The company operates in 12 states in Mexico.

Routes - Mexico
| State | City |
|---|---|
| Aguascalientes | Aguascalientes |
| Chihuahua | Chihuahua, Ciudad Juárez, Delicias, Jiménez, Parral |
| Mexico City | Mexico City |
| Coahuila | Ciudad Acuña, Cautro Ciénegas, Monclova, Muzquiz, Nava, Nueva Rosita, Piedras Negras, Sabinas, Saltillo, Torreón |
| Durango | Durango, Gómez Palacio |
| Jalisco | Guadalajara, Lagos de Moreno, San Juan de los Lagos |
| Nuevo León | Bustamante, China, Linares, Montemorelos, Monterrey |
| Querétaro | Querétaro |
| San Luis Potosí | Ciudad Valles, Matehuala, Real de Catorce, San Luis Potosí, Tamazunchale |
| Sinaloa | Mazatlán |
| Tamaulipas | Ciudad Mante, Ciudad Victoria, Matamoros, Nuevo Laredo, Reynosa, Tampico |
| Zacatecas | Zacatecas |

Through its wholly owned subsidiary, the company operates in a further 12 states in the United States.

Routes - United States
| State | City |
|---|---|
| Alabama | Birmingham, Montgomery, Tuscaloosa |
| Arkansas | Little Rock |
| Georgia | Atlanta, Dalto, Fort Valley, Gainesville, Roswell |
| Illinois | Chicago, Kankakee |
| Kansas | Wichita |
| Louisiana | Baton Rouge, Lafayette |
| Mississippi | Biloxi, Forest, Pearl |
| North Carolina | Charlotte, Concord, Durham, Gastonia, Greensboro, Raleigh, Salisbury, Sanford, Winston-Salem |
| Oklahoma | Oklahoma, Tulsa |
| South Carolina | Anderson, Gaffney, Newberry, Spartanburg |
| Tennessee | Chattanooga, Cleveland, Memphis |
| Texas | Arlington, Austin, Dallas, Eagle Pass, Fort Worth, Houston, Laredo, McAllen, San Antonio, Waco |

==Urban anthropology studies of Hispanic-oriented migration==
Studies of Hispanic transportation services to and from central Mexico show that more than 50 firms compete for customers and the industry has become more regulated and competitive.

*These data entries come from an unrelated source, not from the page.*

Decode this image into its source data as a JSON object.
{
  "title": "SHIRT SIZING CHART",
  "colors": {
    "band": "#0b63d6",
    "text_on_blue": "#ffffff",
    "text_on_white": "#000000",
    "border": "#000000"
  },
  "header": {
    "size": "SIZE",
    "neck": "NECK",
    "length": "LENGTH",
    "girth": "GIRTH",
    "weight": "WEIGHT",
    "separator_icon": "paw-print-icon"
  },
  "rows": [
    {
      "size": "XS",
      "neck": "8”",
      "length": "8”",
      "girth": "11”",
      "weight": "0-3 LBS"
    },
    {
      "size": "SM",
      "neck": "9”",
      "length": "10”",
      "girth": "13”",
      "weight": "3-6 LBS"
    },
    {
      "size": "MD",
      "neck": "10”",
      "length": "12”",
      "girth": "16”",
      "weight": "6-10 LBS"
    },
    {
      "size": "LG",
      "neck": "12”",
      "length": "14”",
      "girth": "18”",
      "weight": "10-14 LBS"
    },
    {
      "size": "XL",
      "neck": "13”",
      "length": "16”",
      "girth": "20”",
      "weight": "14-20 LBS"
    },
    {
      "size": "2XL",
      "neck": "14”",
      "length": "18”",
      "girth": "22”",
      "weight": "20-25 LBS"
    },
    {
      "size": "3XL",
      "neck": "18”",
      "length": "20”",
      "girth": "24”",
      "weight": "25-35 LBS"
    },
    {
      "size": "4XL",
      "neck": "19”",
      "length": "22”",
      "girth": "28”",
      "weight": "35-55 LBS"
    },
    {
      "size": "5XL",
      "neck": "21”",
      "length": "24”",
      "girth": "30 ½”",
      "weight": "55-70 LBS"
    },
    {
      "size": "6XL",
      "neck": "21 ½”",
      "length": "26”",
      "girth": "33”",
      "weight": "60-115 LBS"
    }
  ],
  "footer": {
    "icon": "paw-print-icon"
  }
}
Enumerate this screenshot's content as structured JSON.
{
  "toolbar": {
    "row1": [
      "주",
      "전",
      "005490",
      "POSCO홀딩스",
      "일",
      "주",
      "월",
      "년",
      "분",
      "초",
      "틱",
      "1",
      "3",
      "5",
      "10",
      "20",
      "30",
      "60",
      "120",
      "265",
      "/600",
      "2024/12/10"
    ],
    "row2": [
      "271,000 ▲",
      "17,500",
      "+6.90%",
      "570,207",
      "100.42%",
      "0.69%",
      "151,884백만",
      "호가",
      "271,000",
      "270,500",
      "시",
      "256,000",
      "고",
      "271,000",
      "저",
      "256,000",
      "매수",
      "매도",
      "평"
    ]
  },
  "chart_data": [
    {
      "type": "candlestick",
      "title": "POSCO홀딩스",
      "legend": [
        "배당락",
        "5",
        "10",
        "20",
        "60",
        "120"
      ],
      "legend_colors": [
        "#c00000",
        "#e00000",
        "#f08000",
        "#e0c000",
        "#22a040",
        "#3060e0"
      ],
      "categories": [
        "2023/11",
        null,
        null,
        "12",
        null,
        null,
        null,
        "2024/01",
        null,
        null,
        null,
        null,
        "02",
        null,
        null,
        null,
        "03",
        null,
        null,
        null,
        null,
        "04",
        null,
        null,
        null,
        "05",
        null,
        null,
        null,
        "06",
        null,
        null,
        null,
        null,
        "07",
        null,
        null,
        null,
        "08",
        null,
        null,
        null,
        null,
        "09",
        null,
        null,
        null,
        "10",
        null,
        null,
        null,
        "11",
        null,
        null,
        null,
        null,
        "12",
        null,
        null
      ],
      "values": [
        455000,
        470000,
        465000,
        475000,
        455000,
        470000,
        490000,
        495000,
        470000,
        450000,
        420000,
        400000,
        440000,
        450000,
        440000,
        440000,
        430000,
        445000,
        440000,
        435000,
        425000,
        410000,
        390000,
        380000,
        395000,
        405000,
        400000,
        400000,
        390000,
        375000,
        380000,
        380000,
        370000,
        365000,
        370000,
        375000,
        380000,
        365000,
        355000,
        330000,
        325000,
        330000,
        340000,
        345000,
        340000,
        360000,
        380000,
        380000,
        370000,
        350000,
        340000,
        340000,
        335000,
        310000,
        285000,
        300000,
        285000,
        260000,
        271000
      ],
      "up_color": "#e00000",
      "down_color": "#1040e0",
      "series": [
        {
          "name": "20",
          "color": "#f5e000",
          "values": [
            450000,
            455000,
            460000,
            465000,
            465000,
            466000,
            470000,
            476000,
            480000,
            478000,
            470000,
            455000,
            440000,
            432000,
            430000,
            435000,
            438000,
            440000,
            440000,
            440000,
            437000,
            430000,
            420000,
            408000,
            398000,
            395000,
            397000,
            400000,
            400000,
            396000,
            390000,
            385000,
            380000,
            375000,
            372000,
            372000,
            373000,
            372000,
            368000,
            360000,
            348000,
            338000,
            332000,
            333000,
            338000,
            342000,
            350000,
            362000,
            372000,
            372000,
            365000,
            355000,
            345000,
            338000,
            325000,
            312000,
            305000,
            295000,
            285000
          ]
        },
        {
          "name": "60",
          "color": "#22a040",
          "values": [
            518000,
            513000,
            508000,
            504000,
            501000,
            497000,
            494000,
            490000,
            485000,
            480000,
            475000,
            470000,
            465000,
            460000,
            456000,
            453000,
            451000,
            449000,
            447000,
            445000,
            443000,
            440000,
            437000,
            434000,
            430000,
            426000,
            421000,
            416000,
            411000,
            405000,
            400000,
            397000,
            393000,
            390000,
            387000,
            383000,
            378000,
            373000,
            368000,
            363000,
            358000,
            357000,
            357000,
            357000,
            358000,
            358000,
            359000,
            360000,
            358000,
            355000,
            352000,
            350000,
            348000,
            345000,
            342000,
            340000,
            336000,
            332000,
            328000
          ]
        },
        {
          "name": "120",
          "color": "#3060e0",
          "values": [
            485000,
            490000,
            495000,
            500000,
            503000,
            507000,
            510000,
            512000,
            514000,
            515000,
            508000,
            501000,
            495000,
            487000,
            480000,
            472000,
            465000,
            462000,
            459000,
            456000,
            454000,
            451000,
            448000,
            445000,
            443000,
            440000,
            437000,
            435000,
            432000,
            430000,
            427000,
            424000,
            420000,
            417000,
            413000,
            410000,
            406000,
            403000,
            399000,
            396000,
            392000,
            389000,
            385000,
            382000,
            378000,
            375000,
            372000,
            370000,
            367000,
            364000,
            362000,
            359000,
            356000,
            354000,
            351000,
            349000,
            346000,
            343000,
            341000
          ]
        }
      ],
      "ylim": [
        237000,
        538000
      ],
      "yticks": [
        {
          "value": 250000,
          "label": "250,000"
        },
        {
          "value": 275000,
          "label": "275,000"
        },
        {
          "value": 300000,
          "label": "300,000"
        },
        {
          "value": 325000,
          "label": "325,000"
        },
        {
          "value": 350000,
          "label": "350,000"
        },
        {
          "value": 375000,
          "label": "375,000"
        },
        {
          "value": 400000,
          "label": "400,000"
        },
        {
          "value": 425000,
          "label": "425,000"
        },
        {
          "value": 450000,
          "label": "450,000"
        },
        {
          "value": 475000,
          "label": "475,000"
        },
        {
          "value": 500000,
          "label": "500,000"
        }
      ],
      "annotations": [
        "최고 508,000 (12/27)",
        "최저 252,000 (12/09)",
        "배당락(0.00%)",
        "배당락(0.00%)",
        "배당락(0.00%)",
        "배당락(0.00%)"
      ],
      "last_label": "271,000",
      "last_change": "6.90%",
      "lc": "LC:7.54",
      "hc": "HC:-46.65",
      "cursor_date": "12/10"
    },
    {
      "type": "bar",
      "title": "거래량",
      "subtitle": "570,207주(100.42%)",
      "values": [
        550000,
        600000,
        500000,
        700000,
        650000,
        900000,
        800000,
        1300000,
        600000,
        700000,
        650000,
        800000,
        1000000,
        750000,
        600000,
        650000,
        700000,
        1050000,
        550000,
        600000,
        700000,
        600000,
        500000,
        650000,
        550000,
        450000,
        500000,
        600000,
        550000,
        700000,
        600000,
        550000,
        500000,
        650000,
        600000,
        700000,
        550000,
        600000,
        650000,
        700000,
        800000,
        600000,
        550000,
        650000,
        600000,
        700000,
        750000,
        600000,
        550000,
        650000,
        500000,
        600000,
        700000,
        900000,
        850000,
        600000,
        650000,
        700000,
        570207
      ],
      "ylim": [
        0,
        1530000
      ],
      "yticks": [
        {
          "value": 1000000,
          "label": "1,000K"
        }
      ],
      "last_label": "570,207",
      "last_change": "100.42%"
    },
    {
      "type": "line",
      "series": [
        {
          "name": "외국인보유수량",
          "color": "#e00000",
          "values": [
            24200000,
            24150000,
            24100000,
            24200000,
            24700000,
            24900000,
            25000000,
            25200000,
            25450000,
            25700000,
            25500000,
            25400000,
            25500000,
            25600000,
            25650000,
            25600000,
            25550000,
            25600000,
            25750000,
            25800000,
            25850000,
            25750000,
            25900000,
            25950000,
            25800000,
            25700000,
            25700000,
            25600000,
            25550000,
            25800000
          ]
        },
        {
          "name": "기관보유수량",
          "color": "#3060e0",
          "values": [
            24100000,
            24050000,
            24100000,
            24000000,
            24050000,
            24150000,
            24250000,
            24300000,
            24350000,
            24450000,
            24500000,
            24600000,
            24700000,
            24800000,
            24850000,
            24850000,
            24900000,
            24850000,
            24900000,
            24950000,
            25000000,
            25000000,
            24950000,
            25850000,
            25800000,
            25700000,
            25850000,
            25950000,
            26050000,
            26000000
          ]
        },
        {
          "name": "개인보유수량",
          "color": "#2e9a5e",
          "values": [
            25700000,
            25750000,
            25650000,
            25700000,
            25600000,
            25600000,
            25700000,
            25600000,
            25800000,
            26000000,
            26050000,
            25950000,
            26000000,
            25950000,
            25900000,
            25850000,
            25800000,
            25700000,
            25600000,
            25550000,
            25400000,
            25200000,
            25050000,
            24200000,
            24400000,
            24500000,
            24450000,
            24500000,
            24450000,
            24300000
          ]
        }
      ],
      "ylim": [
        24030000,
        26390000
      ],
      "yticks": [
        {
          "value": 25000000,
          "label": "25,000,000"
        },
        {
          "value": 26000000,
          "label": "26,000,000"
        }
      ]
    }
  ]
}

Turimex, a wholly owned subsidiary, focuses almost entirely on this market with large terminals in five cities in Texas and with a first-class service to and from Mexico since 2003. Turimex originally started with only 3 buses covering 2 main routes and by 2008 operated 54 buses covering 12 routes and acquired several other smaller bus companies in this time.